Soner Yalcin, who runs a news website fiercely critical of the government, was detained earlier this week in a case which triggered a diplomatic spat between Turkish officials and the new U.S. ambassador to Ankara.
Ambassador Francis Ricciardone, who said he did not know details of Yalcin's case, had remarked to reporters that it was hard to understand the detention of reporters in Turkey, given its avowed policy of supporting press freedom.
Turkish officials responded by warning the envoy against interfering in domestic affairs, with Foreign Minister Ahmet Davutoglu saying it was not right for an ambassador to make judgments over an ongoing investigation.
Yalcin and two of his colleagues were charged with being members of a "terrorist group", "obtaining and publishing secret state security documents" and "inciting hatred", media reports said. Court officials were not available to comment.
The journalists were questioned by prosecutors handling cases against the Ergenekon group, whose alleged members - including lawyers, writers and politicians - are accused of conspiracies against the government.

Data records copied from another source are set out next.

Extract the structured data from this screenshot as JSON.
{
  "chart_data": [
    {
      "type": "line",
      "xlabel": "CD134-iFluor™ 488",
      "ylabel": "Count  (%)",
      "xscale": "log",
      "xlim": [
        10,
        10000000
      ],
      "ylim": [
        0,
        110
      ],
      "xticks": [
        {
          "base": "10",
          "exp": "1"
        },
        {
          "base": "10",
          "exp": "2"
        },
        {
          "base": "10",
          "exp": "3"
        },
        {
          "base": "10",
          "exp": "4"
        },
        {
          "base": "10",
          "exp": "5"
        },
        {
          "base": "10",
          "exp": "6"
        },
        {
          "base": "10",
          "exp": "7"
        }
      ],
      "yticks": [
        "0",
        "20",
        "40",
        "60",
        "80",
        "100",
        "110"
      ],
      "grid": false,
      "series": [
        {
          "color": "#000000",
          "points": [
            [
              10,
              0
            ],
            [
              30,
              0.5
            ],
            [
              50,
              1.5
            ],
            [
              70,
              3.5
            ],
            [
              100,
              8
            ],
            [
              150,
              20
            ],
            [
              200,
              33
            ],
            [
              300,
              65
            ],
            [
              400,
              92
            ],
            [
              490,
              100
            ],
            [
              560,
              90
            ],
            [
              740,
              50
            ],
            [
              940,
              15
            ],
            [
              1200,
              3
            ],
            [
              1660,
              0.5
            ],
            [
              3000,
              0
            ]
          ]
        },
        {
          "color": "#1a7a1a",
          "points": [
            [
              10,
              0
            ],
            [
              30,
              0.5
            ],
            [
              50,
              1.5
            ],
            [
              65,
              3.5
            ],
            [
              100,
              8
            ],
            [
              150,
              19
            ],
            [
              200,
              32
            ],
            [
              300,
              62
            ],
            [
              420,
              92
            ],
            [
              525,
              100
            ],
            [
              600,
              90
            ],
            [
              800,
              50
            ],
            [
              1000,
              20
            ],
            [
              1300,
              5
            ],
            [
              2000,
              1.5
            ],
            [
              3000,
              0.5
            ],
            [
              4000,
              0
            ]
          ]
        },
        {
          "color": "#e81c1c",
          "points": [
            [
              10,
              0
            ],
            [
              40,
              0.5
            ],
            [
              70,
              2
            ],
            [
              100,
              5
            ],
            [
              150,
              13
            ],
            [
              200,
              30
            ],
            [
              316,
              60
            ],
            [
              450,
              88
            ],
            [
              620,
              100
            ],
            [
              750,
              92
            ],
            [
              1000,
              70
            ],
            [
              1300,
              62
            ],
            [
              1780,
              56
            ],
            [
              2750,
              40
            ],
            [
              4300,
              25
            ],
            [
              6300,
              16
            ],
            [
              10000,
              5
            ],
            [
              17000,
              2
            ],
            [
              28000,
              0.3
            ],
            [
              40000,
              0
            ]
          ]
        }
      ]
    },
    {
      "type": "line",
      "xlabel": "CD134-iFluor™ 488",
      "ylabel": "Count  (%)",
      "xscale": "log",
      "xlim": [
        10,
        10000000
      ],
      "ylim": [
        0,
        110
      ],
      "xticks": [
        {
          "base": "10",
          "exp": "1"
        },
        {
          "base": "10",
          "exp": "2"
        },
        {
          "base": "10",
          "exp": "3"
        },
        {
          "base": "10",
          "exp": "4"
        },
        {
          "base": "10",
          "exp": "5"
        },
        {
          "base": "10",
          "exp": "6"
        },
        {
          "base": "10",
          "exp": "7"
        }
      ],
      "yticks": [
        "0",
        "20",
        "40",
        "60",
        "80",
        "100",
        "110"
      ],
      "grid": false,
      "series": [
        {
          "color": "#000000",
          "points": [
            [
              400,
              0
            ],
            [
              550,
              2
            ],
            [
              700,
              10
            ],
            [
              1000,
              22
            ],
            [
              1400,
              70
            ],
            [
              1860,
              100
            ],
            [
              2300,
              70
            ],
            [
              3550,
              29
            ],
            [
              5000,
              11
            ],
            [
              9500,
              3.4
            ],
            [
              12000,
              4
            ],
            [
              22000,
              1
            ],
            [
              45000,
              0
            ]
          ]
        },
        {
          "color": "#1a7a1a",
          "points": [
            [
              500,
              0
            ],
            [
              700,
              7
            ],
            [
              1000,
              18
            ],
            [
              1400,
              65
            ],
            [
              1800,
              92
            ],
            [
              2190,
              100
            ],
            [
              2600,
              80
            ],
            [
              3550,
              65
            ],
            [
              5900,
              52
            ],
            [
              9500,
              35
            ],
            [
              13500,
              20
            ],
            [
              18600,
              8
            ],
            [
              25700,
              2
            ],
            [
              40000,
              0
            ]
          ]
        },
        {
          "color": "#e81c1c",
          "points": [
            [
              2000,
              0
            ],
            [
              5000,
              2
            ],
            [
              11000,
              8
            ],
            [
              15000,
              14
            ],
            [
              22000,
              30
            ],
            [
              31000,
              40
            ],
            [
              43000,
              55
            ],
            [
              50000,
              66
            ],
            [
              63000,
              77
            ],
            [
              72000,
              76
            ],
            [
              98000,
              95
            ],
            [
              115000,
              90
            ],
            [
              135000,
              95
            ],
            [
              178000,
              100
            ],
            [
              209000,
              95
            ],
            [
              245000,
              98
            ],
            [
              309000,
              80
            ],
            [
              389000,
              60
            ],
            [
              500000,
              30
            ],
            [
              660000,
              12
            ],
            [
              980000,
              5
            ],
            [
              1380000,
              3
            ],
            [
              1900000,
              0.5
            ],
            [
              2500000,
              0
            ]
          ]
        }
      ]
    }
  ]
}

Public opinion was behind the government following the first arrests back in 2007, as few Turks want a return to coups that blighted the late 20th Century, but skepticism set is as the investigations broadened and many suspects have been held on remand for more than two years with no end in sight. A separate trial has begun of nearly 200 serving and military officers in the alleged "Sledgehammer" plot to undermine the government.
The trials reflect a lingering mistrust between the traditionally secular establishment and a ruling party that critics say retains Islamist leanings.
NATO ally Turkey has pushed through a series of political reforms with the aim of securing EU membership, but rights groups remain critical of its record on freedom of expression.
The court cases revived debate about press freedom, with thousands of reporters targeted in investigations over their stories on the Ergenekon plots on the grounds that their stories violated the confidentiality of the cases.